Рука об руку они пробрались мимо спящих джиамадов и скрылись в лесу.
Мемнон не стал за ними следить. Он уже не раз видел, как люди совокупляются.
Вместо этого он полетел назад, во дворец. Ему требовалось о многом подумать и составить новые планы.
Джиане не раз казалось, что единственная неизменная величина в ее долгой жизни — это скука. Интриги давно утратили интерес, который она испытывала к ним в молодости, только что сделавшись королевой. Тогда она с юношеским пылом училась манипулировать, уговаривать, соблазнять, и каждую маленькую победу хотелось отпраздновать. За последние сто лет она отточила все эти искусства до такого совершенства, что могла бы гордиться, но из удовольствия они превратились в повинность. Было время, когда она интересовалась мужчинами — теперь они в лучшем случае лишь развлекали ее. Их нужды и их достоинства оставались все теми же, и до чего же легко было ими управлять, используя как сильные, так и слабые их стороны.
Скилганнона она помнила по одной причине. По той же причине она так долго искала его могилу. Пророчество не имело к этому отношения. Она уже потеряла счет пророчествам о самой себе, которые с годами оказывались несостоятельными. Не то чтобы все эти провидцы были такими уж бездарными, просто в их видениях желаемое заслоняло действительное. Скилганнон — единственный из всех мужчин, кого она знала, — любил ее так сильно, что сумел уйти от нее. Даже спустя все эти годы потрясение, испытанное ею после его ухода, надрывало ей сердце.

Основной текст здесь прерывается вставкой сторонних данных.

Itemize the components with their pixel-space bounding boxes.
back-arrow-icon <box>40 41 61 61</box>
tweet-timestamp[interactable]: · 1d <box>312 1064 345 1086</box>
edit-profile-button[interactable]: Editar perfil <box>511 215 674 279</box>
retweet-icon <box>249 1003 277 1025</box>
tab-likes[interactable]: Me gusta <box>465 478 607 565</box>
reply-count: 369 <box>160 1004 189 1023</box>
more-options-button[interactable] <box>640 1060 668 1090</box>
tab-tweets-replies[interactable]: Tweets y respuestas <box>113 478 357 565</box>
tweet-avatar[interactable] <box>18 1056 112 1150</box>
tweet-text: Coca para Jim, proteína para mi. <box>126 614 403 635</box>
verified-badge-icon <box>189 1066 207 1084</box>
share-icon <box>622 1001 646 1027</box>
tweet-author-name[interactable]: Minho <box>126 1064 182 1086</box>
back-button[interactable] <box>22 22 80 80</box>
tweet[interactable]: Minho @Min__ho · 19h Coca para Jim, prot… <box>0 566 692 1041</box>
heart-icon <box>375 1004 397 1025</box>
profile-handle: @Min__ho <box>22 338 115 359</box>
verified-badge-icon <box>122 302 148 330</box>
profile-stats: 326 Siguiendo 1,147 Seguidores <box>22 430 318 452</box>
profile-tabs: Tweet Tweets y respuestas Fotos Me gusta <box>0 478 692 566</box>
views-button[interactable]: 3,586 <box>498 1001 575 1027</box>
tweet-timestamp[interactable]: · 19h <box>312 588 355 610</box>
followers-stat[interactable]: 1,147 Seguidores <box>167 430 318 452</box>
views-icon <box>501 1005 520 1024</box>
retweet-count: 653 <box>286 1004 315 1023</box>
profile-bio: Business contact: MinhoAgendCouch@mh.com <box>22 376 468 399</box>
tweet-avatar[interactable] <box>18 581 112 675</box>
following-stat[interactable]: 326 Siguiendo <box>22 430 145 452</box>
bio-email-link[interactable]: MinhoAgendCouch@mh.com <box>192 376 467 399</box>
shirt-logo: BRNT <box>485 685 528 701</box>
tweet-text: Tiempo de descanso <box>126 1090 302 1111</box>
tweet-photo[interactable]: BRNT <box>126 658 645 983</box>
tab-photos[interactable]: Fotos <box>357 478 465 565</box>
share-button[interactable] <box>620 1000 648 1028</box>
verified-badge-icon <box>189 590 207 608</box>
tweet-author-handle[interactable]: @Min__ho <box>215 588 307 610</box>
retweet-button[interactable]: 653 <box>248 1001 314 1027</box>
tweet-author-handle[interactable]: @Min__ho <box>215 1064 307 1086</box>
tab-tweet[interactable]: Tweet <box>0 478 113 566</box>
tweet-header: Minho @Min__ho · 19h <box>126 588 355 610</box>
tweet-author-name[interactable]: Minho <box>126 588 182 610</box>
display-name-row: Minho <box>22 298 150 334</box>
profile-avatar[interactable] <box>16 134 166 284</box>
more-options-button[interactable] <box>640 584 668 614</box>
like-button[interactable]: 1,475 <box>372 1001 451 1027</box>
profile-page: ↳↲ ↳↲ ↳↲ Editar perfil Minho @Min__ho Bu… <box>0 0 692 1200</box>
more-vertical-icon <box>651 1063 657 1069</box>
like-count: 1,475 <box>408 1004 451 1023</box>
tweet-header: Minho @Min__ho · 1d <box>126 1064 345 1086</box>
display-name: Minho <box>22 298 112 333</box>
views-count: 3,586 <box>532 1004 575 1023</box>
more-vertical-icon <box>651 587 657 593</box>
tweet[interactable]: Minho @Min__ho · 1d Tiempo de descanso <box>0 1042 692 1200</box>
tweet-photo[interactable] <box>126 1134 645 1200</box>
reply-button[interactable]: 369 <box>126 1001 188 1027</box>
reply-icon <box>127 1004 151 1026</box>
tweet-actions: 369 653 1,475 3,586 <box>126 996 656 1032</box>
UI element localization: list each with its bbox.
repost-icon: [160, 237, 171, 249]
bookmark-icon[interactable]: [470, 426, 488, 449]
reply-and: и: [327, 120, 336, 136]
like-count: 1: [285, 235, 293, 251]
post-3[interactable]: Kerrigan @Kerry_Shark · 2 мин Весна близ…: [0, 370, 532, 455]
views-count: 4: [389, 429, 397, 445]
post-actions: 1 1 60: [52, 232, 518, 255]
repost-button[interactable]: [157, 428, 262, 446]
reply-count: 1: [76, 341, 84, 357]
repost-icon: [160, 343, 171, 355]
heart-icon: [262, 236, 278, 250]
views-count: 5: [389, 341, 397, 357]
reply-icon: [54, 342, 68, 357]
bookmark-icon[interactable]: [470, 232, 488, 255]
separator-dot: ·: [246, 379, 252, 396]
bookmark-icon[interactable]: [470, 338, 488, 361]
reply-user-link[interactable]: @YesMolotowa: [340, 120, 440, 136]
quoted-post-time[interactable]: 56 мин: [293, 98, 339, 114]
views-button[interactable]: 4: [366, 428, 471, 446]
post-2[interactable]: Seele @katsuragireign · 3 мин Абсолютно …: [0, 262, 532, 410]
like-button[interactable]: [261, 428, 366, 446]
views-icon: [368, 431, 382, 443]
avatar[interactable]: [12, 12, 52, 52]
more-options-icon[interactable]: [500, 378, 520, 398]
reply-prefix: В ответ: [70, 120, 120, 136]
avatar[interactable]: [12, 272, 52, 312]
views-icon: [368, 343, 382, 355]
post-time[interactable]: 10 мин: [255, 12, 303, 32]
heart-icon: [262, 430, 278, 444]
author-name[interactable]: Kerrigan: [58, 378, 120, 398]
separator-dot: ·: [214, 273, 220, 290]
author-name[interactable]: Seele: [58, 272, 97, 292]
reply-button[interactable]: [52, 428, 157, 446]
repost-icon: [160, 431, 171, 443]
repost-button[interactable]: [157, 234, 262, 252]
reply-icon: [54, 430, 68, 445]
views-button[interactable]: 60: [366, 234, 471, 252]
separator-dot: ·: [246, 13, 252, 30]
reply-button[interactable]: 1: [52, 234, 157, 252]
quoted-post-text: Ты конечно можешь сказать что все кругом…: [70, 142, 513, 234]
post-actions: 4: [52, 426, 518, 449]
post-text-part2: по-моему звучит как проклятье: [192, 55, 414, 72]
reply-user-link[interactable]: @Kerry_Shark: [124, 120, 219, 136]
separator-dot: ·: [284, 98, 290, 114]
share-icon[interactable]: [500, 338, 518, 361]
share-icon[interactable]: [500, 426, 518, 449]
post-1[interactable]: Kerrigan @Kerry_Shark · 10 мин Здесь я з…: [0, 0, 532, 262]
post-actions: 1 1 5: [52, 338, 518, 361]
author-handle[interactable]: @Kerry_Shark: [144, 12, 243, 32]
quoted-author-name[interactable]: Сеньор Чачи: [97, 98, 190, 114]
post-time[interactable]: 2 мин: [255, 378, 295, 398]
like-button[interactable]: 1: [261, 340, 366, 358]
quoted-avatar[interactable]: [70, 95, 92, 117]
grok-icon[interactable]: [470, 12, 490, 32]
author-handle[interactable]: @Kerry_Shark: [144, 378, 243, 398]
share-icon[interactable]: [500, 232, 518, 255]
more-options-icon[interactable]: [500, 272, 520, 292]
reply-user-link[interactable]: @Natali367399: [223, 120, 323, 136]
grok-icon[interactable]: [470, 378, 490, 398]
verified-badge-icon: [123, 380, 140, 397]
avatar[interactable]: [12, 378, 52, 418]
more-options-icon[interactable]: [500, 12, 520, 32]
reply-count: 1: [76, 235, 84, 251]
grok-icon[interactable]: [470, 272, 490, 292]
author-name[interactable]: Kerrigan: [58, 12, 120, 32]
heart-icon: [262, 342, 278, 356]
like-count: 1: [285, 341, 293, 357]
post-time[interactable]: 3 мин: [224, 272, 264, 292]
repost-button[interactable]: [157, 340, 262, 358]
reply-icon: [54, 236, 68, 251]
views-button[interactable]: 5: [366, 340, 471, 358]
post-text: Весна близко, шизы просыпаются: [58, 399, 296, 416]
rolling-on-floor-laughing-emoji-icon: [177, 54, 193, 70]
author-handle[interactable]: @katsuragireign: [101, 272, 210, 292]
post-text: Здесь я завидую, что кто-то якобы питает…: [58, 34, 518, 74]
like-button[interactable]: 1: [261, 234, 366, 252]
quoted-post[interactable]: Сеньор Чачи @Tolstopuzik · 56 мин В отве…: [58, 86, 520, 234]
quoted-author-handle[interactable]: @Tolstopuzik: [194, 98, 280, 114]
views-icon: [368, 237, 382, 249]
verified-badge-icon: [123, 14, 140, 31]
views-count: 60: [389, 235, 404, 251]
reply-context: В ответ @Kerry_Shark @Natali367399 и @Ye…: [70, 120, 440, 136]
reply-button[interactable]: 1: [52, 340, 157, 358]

Он порадовался бы, узнав о победе, которую она только что одержала.
Агриас, уступавший ей, судя по всему, числом и силой, стал отходить к руинам древнего города. Армия Джианы преследовала отступающего врага по узкой долине между холмами. Это оказалось ловушкой, умело подстроенной. Агриас оставил в засаде три полка — два людских, один джиамадский. Звери атаковали с холмов на западе, пехота — с холмов на востоке. Третий полк, уланский, зашел сзади, замкнув круг. Этот маневр доставил Джиане истинное наслаждение. К несчастью для Агриаса, она предвидела его заранее и потому оставила в резерве свою Вечную Гвардию, лучших в мире бойцов. Превосходно обученные и безупречно дисциплинированные, они обрушились на неприятельских улан и разметали их. На вражеских зверей она двинула своих собственных. Окружение оказалось единственным весомым оружием в арсенале Агриаса. Когда оно провалилось, дух его войска был сломлен. Какое-то время они еще дрались, но потом побежали. Солдаты Вечной, идя за ними, убили тысячи человек.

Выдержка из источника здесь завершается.